When you're buying a new home there are a lot of factors to think about, so it's unlikely to have even crossed your mind to look beyond the boundaries of the house in question. But it's important that you do. If your neighbours have large trees which are in close proximity to your new house, then you should investigate whether this could cause any damage to your house in the future.

If one of your neighbours grows or cuts down a tree in their garden, this can alter the structure of the surrounding soil which can, in turn, cause damage to your property. We explain the structural implications of planting or removing trees and what your rights are if your property is affected by your neighbour planting, removing or failing to maintain trees on their land.

A common belief is that it's the roots of a tree which cause of damage to property foundations, but this is not usually the case as normal tree roots cannot penetrate through concrete. Instead, it is that the tree's presence will alter the water content and structure of the soil, which in turn can cause foundations to shift and crack. A change to the state of the soil, for whatever reason can directly impact on a building's structural integrity.

The bigger a tree is, the greater an impact it will have on the makeup of the surrounding soil. The closer a tree is to a building, the greater the possibility is of the foundations being affected by the tree's presence.

Growing Trees

If your neighbour has a large tree in their garden which is close to your property, then this will be directly affecting the makeup of the soil around it, including the soil that your house's foundations sit on. The larger the tree grows, the closer the roots will reach towards your property and the thirstier the tree will become.

The result of this is that the tree will suck all of the moisture out of the ground, causing the soil to shrink down, potentially leaving sections of the building foundations unsupported, causing movement and cracking. This is subsidence.

Cutting Down Trees

If your neighbour has a large tree on their land which they decide to cut down, this can also have a detrimental effect on your property. A large tree can suck up thousands of litres of water every year (depending on the type of tree it is). If the tree is cut down, the roots will stop absorbing water, meaning that all of this excess water now stays in the ground. This can cause the ground to swell and push upwards – a process known as 'heave.'

Heave is the opposite of subsidence, but can be just as damaging, causing building foundations to crack and deform as they are put under a huge amount of pressure from below.

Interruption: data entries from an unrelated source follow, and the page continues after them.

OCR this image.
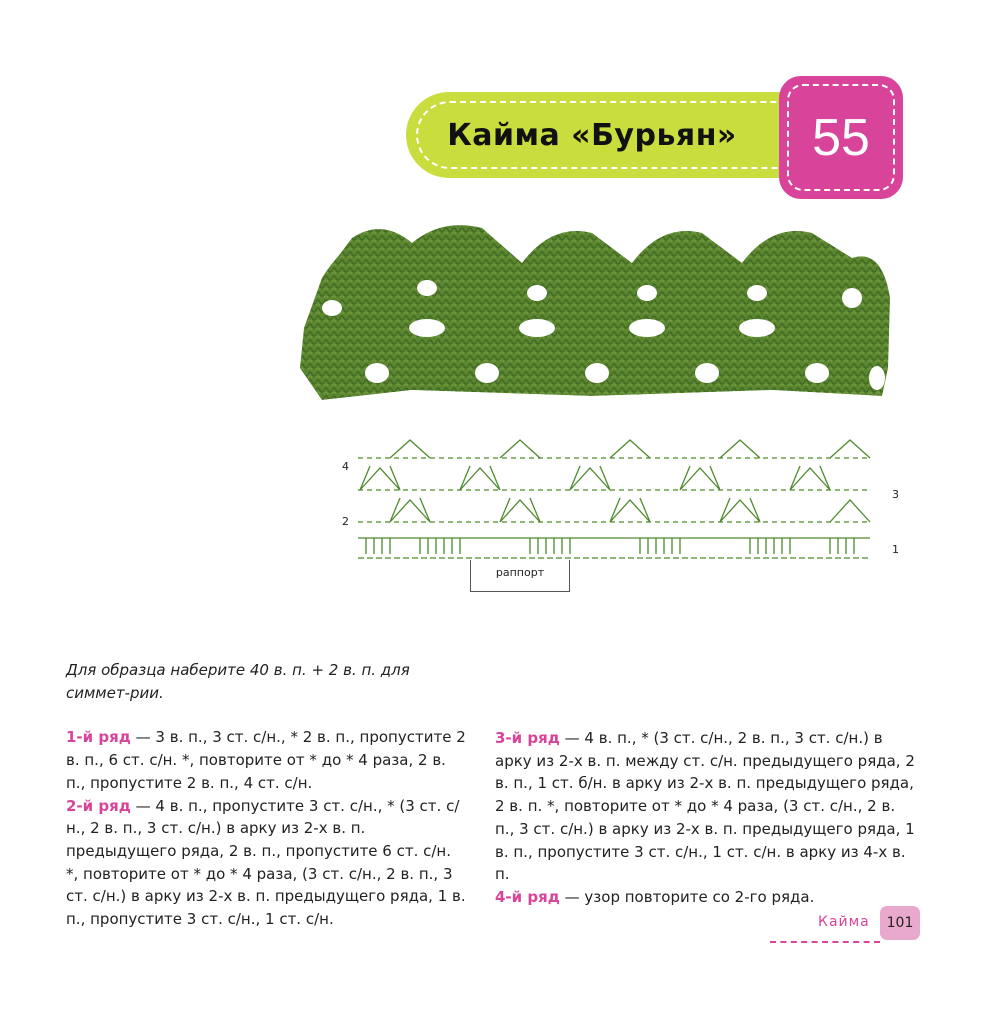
Кайма «Бурьян»	55
4
2
3
1
раппорт

Для образца наберите 40 в. п. + 2 в. п. для симмет-рии.

1-й ряд — 3 в. п., 3 ст. с/н., * 2 в. п., пропустите 2 в. п., 6 ст. с/н. *, повторите от * до * 4 раза, 2 в. п., пропустите 2 в. п., 4 ст. с/н.

2-й ряд — 4 в. п., пропустите 3 ст. с/н., * (3 ст. с/н., 2 в. п., 3 ст. с/н.) в арку из 2-х в. п. предыдущего ряда, 2 в. п., пропустите 6 ст. с/н. *, повторите от * до * 4 раза, (3 ст. с/н., 2 в. п., 3 ст. с/н.) в арку из 2-х в. п. предыдущего ряда, 1 в. п., пропустите 3 ст. с/н., 1 ст. с/н.

3-й ряд — 4 в. п., * (3 ст. с/н., 2 в. п., 3 ст. с/н.) в арку из 2-х в. п. между ст. с/н. предыдущего ряда, 2 в. п., 1 ст. б/н. в арку из 2-х в. п. предыдущего ряда, 2 в. п. *, повторите от * до * 4 раза, (3 ст. с/н., 2 в. п., 3 ст. с/н.) в арку из 2-х в. п. предыдущего ряда, 1 в. п., пропустите 3 ст. с/н., 1 ст. с/н. в арку из 4-х в. п.

4-й ряд — узор повторите со 2-го ряда.

Кайма	101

Your Rights as a Homeowner

If your property is damaged by the presence or removal of a tree on neighbouring land, then your neighbour could be held liable for this by the Court, under a nuisance claim.

If you are concerned about a tree on a neighbouring property, your first approach should be to discuss this with the neighbour. If they believe that there is a risk of their tree damaging your property then it's likely that they will want to take steps to avoid this, instead of having to face far more serious consequences further down the line.

You can also instruct a qualified arborist to come and make an assessment of the tree and any existing damage, to verify whether or not the tree is the cause of this damage.